Though T-R-O-U-B-L-E contains many fine cuts, I’m not much of a Southern rock fan so it makes for a somewhat uneven listening experience. However, it is worth seeking out a cheap copy if you don’t already own a copy.

Grade: B+

Album Review: Travis Tritt – ‘It’s All About To Change’

it's all about to changeTravis Tritt’s second album was released in May 1991, and is along the same lines as its predecessor, with the same producer, Gregg Brown. It was, however, a step up in quality and consistency.

The lead single, ‘Here’s A Quarter (Call Someone Who Cares)’ is a fabulous kissoff song with plenty of attitude, which is one of the seven songs here written by Tritt and is one of my favorites of his. There is a more traditional feel to this structurally than with much of his material, although the full production gives it added radio-friendly impact. It peaked at #2 on Billboard.

The excellent ballad ‘Anymore’, which Travis wrote with Jill Collucci, was the second single, and made it all the way to the top. The lyrics have the opposite emotion to that of ‘Here’s A Quarter’, with the protagonist surrendering to his feelings after a period in denial of the pain he is suffering at the failure of a relationship, finally admitting,
I can’t keep pretending I don’t love you anymore

The song allowed Tritt to show a more subtle side to his vocals, and is one of the finest recordings of his career, with delicately understated production. Backing vocals come from Dana McVicker, a former Capitol artist who never made a breakthrough, and they add a sweet edge.

His first of several career duets with Marty Stuart (recorded prior to their first tour together) is the singalong honky tonker ‘The Whiskey Ain’t Workin’’, a Stuart co-write with Ronny Scaife. It’s a solid song which I like a lot, although Tritt’s full blooded vocal is the best thing about this #2 hit.

It was back to the ballads with the album’s final single, #4 hit ‘Nothing Short Of Dying’. A wistful song about the pain of lost love with some mournful fiddle and steel supporting the regretful vocal, this is another great track and the most traditional country of the singles.

Although it wasn’t a single, the blazing up-tempo ‘Bible Belt (featuring rock band Little Feat) garnered a lot of attention when an alternate version was recorded for the movie My Cousin Vinny, with new lyrics fitting the film’s plot. The original is better, and is one of Tritt’s most memorable recordings with its dramatic tale of an adulterous preacher brought down by “the flames of passion” following an affair with the choir leader, based on a true story.
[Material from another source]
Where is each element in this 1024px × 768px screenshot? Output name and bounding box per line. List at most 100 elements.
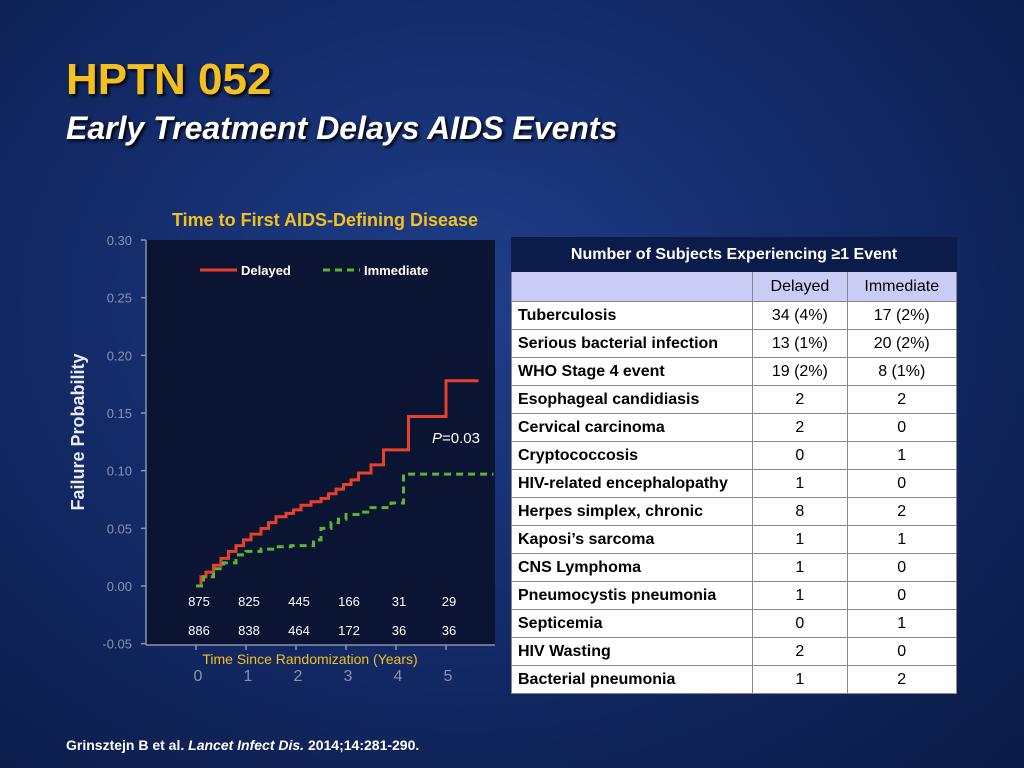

Travis warns the couple they will have to “answer to the Lord and the Bible Belt”, although in fact they run away to Vegas together, apparently never to be seen in Georgia again. The Southern rock/country arrangement is genuinely exciting with pounding piano and a choir bringing in gospel elements suited to teh subject.

On the up-tempo side, I also liked ‘Don’t Give Your Heart To A Rambler’, a classic bluegrass number written by Jimmie Skinner unexpectedly given a Southern rock style makeover which works surprisingly well. I was less impressed by closer ‘Homesick’, an obscure Southern rock cover which is a self-indulgent rocker more about the groove than anything else, but it is the only track I didn’t like on an otherwise outstanding album.

The title track is a fine ballad in classic country style, with a sincere, believable vocal about a man who has had enough of the woman he has loved treating him badly and is ready for a new start.

‘If Hell Had A Jukebox’ is another great hurting ballad, written by Travis with Lee Rogers. This time the protagonist’s ex responds to a pitiful plea for her return by telling him to go you-know-where. Travis replies,

Honey, if Hell had a jukebox
And the Devil kept it full of hurtin’ songs
You could find me there this evening…

I don’t see how the fires below
Where you wanted me to go
Could be worse than the hell I’m living here on earth

The gentle ballad ‘Someone For Me’ (written by Tritt with Stewart Harris) is a lonely man’s wistful longing for love, and another fine song, with a subtle string arrangement.

With triple platinum status, this remains Travis Tritt’s best selling album, and it is also my personal favorite. There is a wide variety of tempos and styles, but the quality is almost all very high indeed. Used copies can be found extremely cheaply, and are well worth tracking down.